Raising an eyebrow, Tristan just gave him a look. “There is nothing small or simple about war. The battles live on within us always. Through dreams, through fractured moments of the day, it isn’t particular, and we cannot control it. But that doesn’t mean you can’t move on.”

“How?”

“Time. You learn to live with it. To endure it. And to move on.”

That was the most Tristan-type of answer he had ever heard in all his life. He would have laughed if it didn’t annoy him so. “That’s all you have to say?”

Moving closer, his friend had offered a shrug. “We are only human. None of us are perfect. I think we should have compassion for ourselves. Our experiences, the pain we’ve put away, our failures, all of it.”

“That’s hardly medicinal.”

“There isn’t medicine for our heads or our memories unless you intend to numb yourself forever. But we have a future. If you want that future, then you must do what you can to lead yourself there.”

The future. That was an old washed-up idea of his father’s, Julian recalled. The previous duke once had countless plans for him and his future. None of them had come to pass, of course, not that the man ever saw that for himself.

My only future is in the Royal Navy now.

“You are a married man. A duke. You can have anything you desire,” Julian had listened to his friend say.

“Travel the world if you like. Or stay here. It’s a beautiful property.

Make new and better memories. That’s what Verity and I have decided upon, after all.

A life that is fitting for what we desire.

A comfortable home with plenty of sunshine.

A fresh nursery for the children we have since decided we wish to have, and so on.

You could have all of that too, Julian.”

Having turned toward the open window, Julian had dared to let himself dream.

Southwick was beautiful. It produced a complicated past for him, but there was the innate beauty that could not be denied.

I always thought I would end up here for more of my time.

The land here is fruitful, the people are good, and truthfully this has felt more like home than any other place.

What would it be like to stay here? To look into a future?

I don’t even know what that would include.

If it would be anything like Tristan’s, the only happily married man I know.

Could I have the contentment in my marriage like he does?

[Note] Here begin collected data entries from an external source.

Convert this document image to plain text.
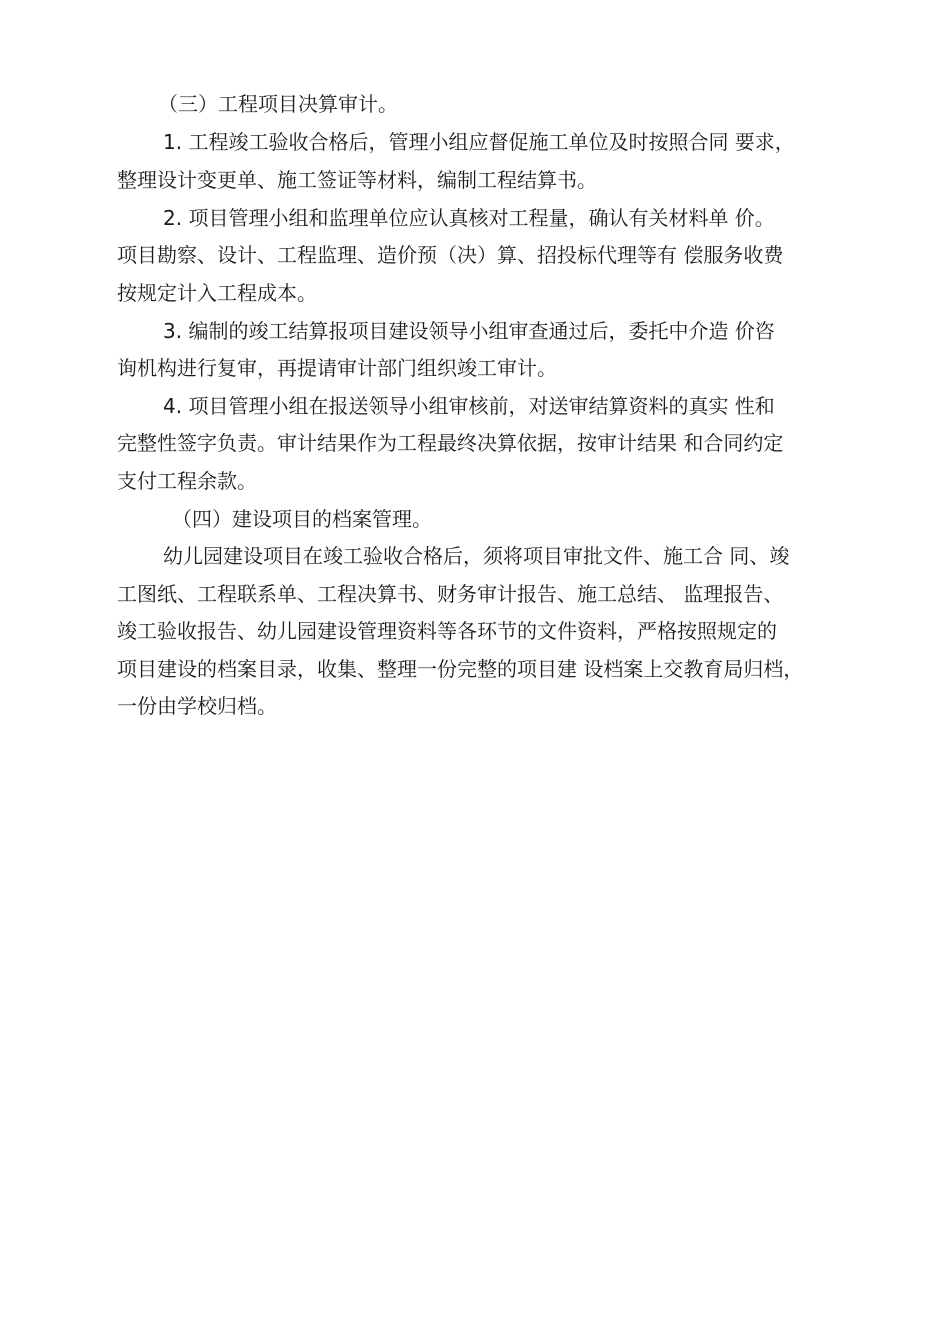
（三）工程项目决算审计。
1. 工程竣工验收合格后，管理小组应督促施工单位及时按照合同 要求，
整理设计变更单、施工签证等材料，编制工程结算书。
2. 项目管理小组和监理单位应认真核对工程量，确认有关材料单 价。
项目勘察、设计、工程监理、造价预（决）算、招投标代理等有 偿服务收费
按规定计入工程成本。
3. 编制的竣工结算报项目建设领导小组审查通过后，委托中介造 价咨
询机构进行复审，再提请审计部门组织竣工审计。
4. 项目管理小组在报送领导小组审核前，对送审结算资料的真实 性和
完整性签字负责。审计结果作为工程最终决算依据，按审计结果 和合同约定
支付工程余款。
（四）建设项目的档案管理。
幼儿园建设项目在竣工验收合格后，须将项目审批文件、施工合 同、竣
工图纸、工程联系单、工程决算书、财务审计报告、施工总结、 监理报告、
竣工验收报告、幼儿园建设管理资料等各环节的文件资料，严格按照规定的
项目建设的档案目录，收集、整理一份完整的项目建 设档案上交教育局归档，
一份由学校归档。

To look forward to children?

And then he could see them.

Julian could see it all, the way he could walk through the maze on the edge of his gardens where the summertime made the pond shine brighter.

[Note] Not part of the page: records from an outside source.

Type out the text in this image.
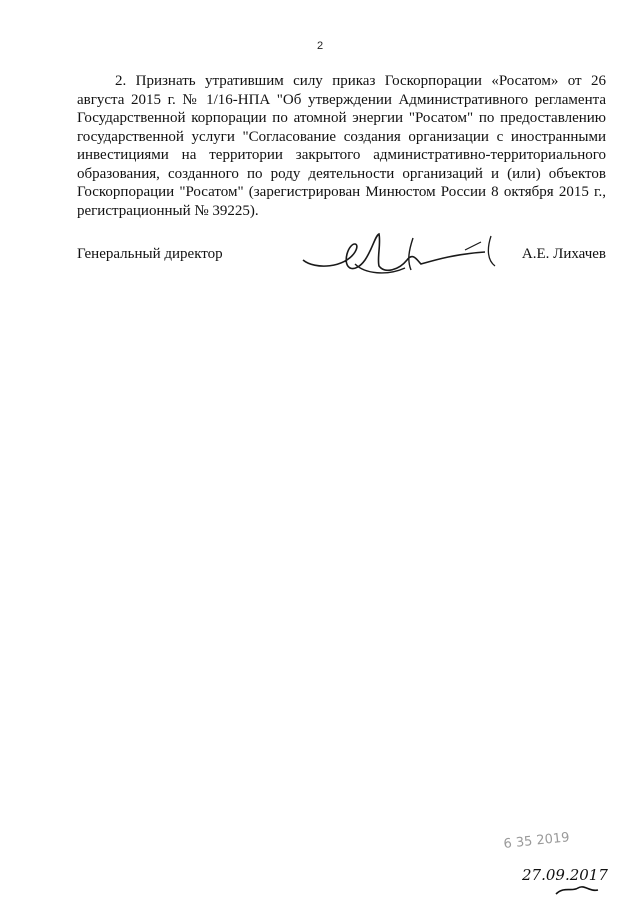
2
2. Признать утратившим силу приказ Госкорпорации «Росатом» от 26 августа 2015 г. № 1/16-НПА "Об утверждении Административного регламента Государственной корпорации по атомной энергии "Росатом" по предоставлению государственной услуги "Согласование создания организации с иностранными инвестициями на территории закрытого административно-территориального образования, созданного по роду деятельности организаций и (или) объектов Госкорпорации "Росатом" (зарегистрирован Минюстом России 8 октября 2015 г., регистрационный № 39225).
Генеральный директор	А.Е. Лихачев
6 35 2019
27.09.2017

He could see his wife up ahead laughing with a wriggling bundle in her arms. And the maze, short as it was, allowed him to see the top of two mousy heads running about and laughing as well.

“Come join us!” they called.

When he blinked, it went away. Julian remembered making a jest and changing the topic. It hadn’t been long before Tristan took his leave.

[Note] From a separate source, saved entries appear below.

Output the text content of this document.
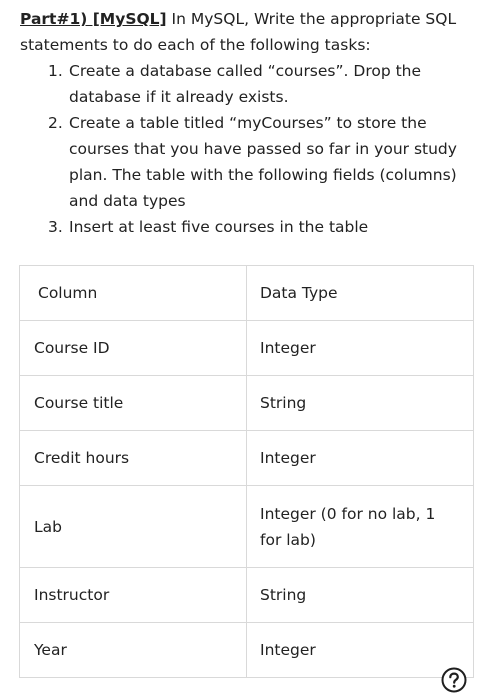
Part#1) [MySQL] In MySQL, Write the appropriate SQL statements to do each of the following tasks:
1. Create a database called “courses”. Drop the database if it already exists.
2. Create a table titled “myCourses” to store the courses that you have passed so far in your study plan. The table with the following fields (columns) and data types
3. Insert at least five courses in the table
Column	Data Type
Course ID	Integer
Course title	String
Credit hours	Integer
Lab	Integer (0 for no lab, 1 for lab)
Instructor	String
Year	Integer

The image of a life that didn’t exist––that wasn’t meant to exist––had been immediately pushed as far away as Julian could manage. But it had resurfaced a time or two without his permission.

Now as he looked out to the dawn of a new day, he could still hear the laughter ringing through the air. These were voices that didn’t exist. Memories that would never be real. So why did his heart know them?

Needing an escape, Julian dressed himself and took off toward the stables. His horse eagerly welcomed him. Soon they were flying across the land and exploring the trails at a risky pace, but neither of them cared to stop.

It was still a while before he slowed down. Both of them were damp with sweat and breathing hard when he slid off the horse, pausing at the river that ran alongside the village. He had crossed the land further than expected, even leaving his own property to wind up on the other side of town.

“Good morning,” he called a short while later when he passed one of his tenants on the outskirts of the farm. “How are you this fine morning?”